Source image Olilamont sur Deviantart
Dans la pelouse jonchée de feuilles mortes d'érables, de chênes, de marronniers, au travers de ce tapis brun-gris crissant, une frêle pâquerette pointe sa tête pâle, se trompant de saison sans doute et confondant l'hiver et le printemps, prenant la nuit pour le jour, oubliant que la saison est à la mort. Et pourtant tout commence et tout finit. Le brin d'herbe, l'humble fleurette, le chêne centenaire, le bambin sur son tricycle, même le gravillon de l'allée, la goutte d'eau dans l'étang aux carpes japonaises, même l'air doux d'un automne qui a perdu son calendrier. Tout commence, tout finit, même la vie, même l'univers, même le temps. Tout finit.
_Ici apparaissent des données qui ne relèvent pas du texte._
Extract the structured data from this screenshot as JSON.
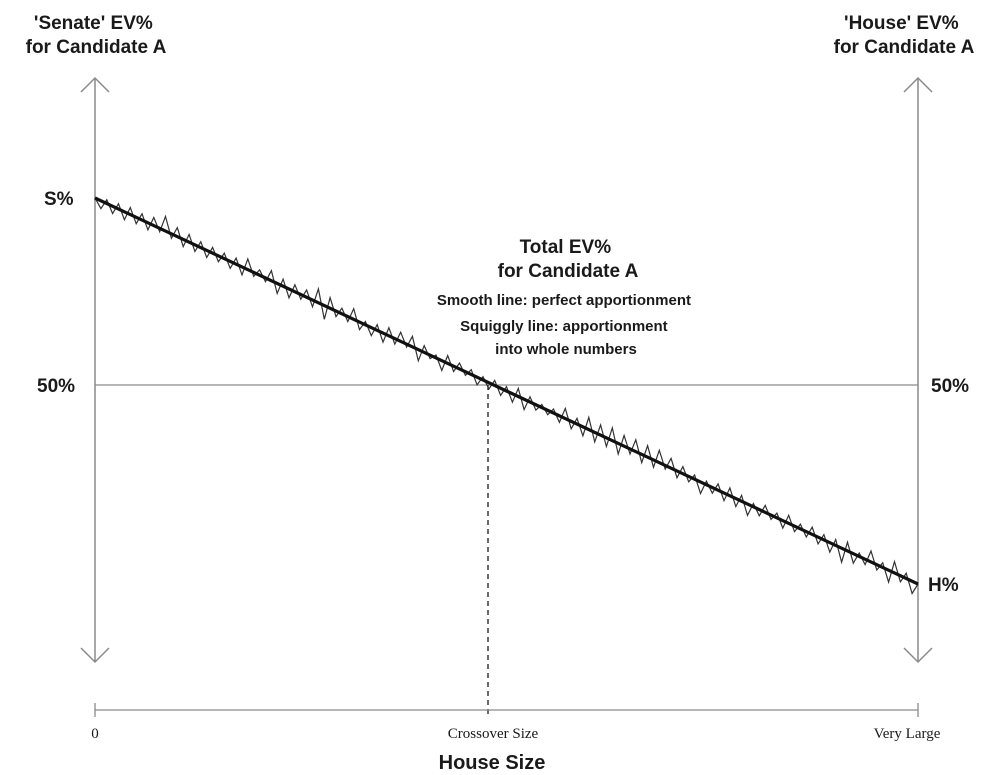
{
  "left_axis_title": [
    "'Senate' EV%",
    "for Candidate A"
  ],
  "right_axis_title": [
    "'House' EV%",
    "for Candidate A"
  ],
  "left_tick_top": "S%",
  "left_tick_mid": "50%",
  "right_tick_mid": "50%",
  "right_tick_end": "H%",
  "annotation": {
    "title": [
      "Total EV%",
      "for Candidate A"
    ],
    "notes": [
      "Smooth line: perfect apportionment",
      "Squiggly line: apportionment",
      "into whole numbers"
    ]
  },
  "x_axis": {
    "title": "House Size",
    "ticks": [
      "0",
      "Crossover Size",
      "Very Large"
    ]
  },
  "chart_data": {
    "type": "line",
    "xlabel": "House Size",
    "ylabel": "'Senate' EV% for Candidate A",
    "y2label": "'House' EV% for Candidate A",
    "x": [
      "0",
      "Crossover Size",
      "Very Large"
    ],
    "series": [
      {
        "name": "Smooth line: perfect apportionment",
        "values": [
          "S%",
          "50%",
          "H%"
        ]
      },
      {
        "name": "Squiggly line: apportionment into whole numbers",
        "values": [
          "S%",
          "50%",
          "H%"
        ]
      }
    ]
  },
  "colors": {
    "ink": "#1a1a1a",
    "guide": "#8a8a8a"
  }
}
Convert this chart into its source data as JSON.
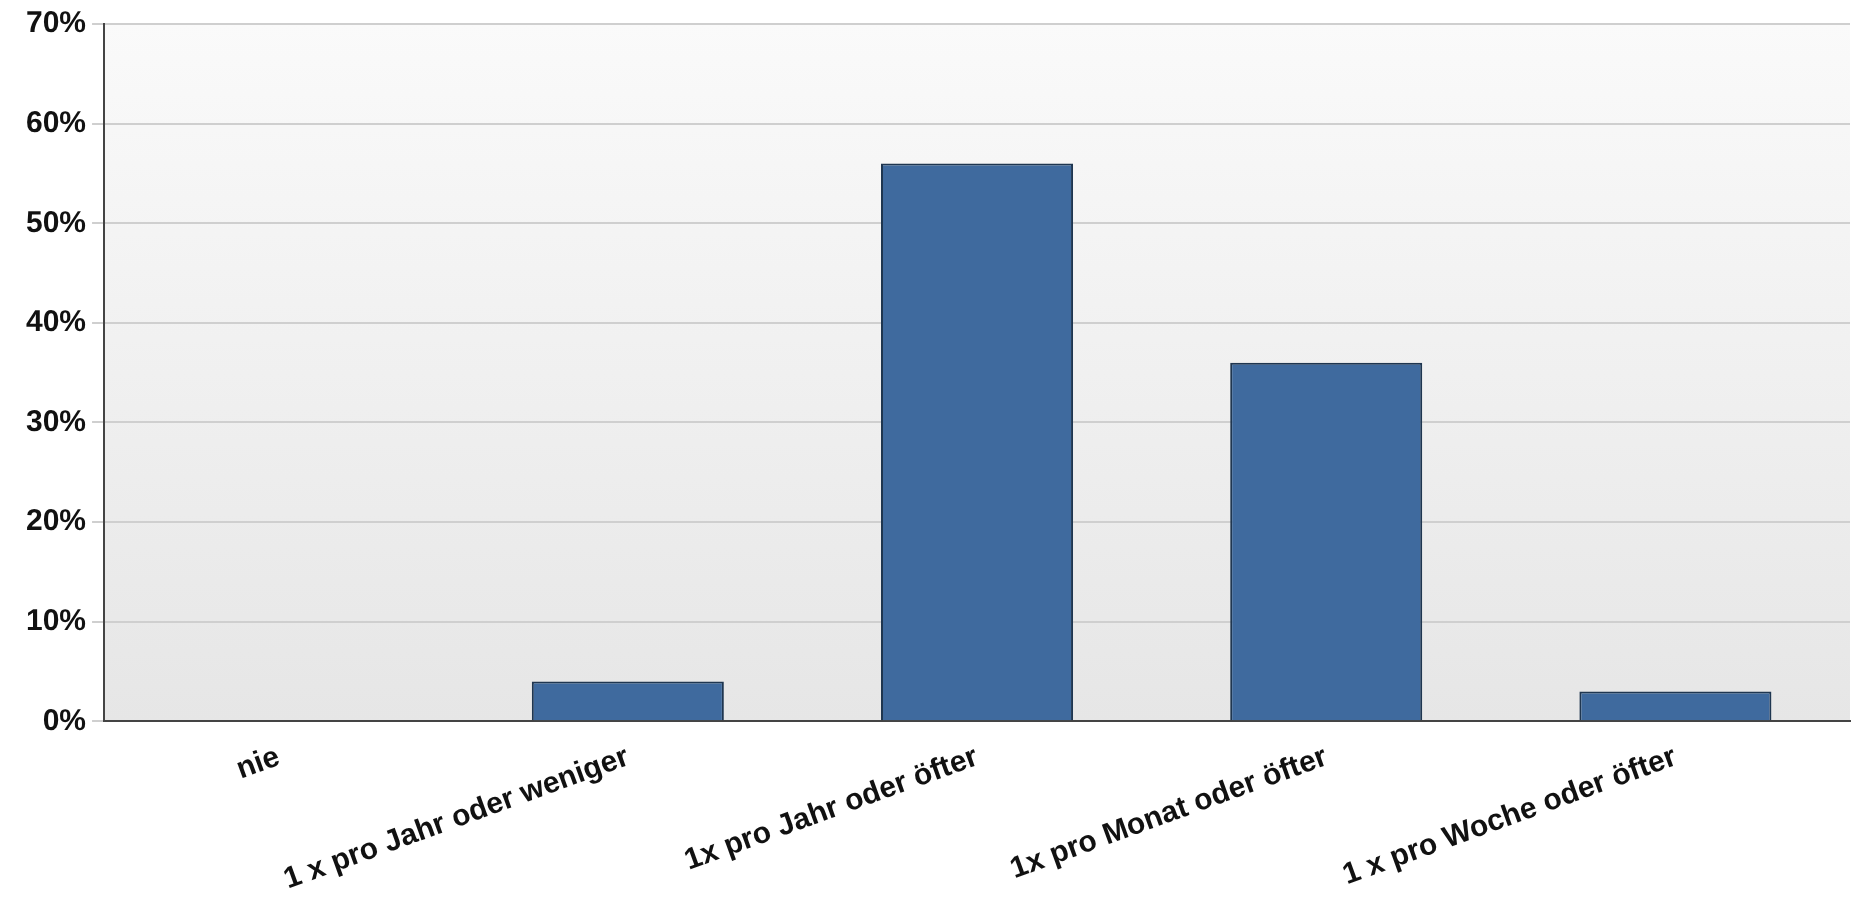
{
  "chart_data": {
    "type": "bar",
    "categories": [
      "nie",
      "1 x pro Jahr oder weniger",
      "1x pro Jahr oder öfter",
      "1x pro Monat oder öfter",
      "1 x pro Woche oder öfter"
    ],
    "values": [
      0,
      4,
      56,
      36,
      3
    ],
    "color": "#3f6a9e",
    "ylim": [
      0,
      70
    ],
    "yticks": [
      {
        "value": 0,
        "label": "0%"
      },
      {
        "value": 10,
        "label": "10%"
      },
      {
        "value": 20,
        "label": "20%"
      },
      {
        "value": 30,
        "label": "30%"
      },
      {
        "value": 40,
        "label": "40%"
      },
      {
        "value": 50,
        "label": "50%"
      },
      {
        "value": 60,
        "label": "60%"
      },
      {
        "value": 70,
        "label": "70%"
      }
    ],
    "grid": "y",
    "legend": false
  }
}
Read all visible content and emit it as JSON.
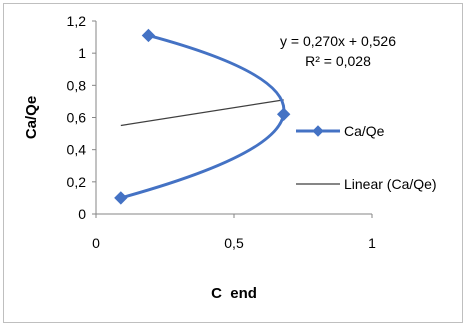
{
  "chart_data": {
    "type": "scatter",
    "xlabel": "C  end",
    "ylabel": "Ca/Qe",
    "xlim": [
      0,
      1
    ],
    "ylim": [
      0,
      1.2
    ],
    "x_ticks": [
      "0",
      "0,5",
      "1"
    ],
    "y_ticks": [
      "0",
      "0,2",
      "0,4",
      "0,6",
      "0,8",
      "1",
      "1,2"
    ],
    "series": [
      {
        "name": "Ca/Qe",
        "style": "smoothed line with diamond markers",
        "color": "#4472c4",
        "points": [
          {
            "x": 0.09,
            "y": 0.1
          },
          {
            "x": 0.68,
            "y": 0.62
          },
          {
            "x": 0.19,
            "y": 1.11
          }
        ]
      },
      {
        "name": "Linear (Ca/Qe)",
        "style": "thin trendline",
        "color": "#3f3f3f",
        "x_range": [
          0.09,
          0.68
        ],
        "slope": 0.27,
        "intercept": 0.526
      }
    ],
    "equation_label": "y = 0,270x + 0,526",
    "r2_label": "R² = 0,028",
    "legend_position": "right",
    "grid": false
  }
}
Tout commence.
Pas si sûr.
La question est : mais que pourrait bien être le temps avant le temps ? Que peut-il exister avant que l'existence ait un sens ? À quoi peut s'opposer le néant si rien ne lui est encore opposable ? À quoi servent les limbes s'il n'y a pas d'âmes perdues pour les peupler ?
Et s'il n'y avait pas de "rien, puis un beau jour, bing, un beau jour, bang, un univers qui naît".
S'il n'y avait pas de commencement, mais juste une probabilité d'existence, une probabilité de matière, une probabilité d'énergie. Un presque-quelque-chose-mais-pas-tout-à-fait. Comme si depuis un temps infini qui ne serait pas encore le temps, une possibilité de matière et d'énergie s'installait progressivement depuis son asymptote infinie. Une soupe primitive et primordiale non pas de ce-qui-est, mais de ce-qui-pourrait-être.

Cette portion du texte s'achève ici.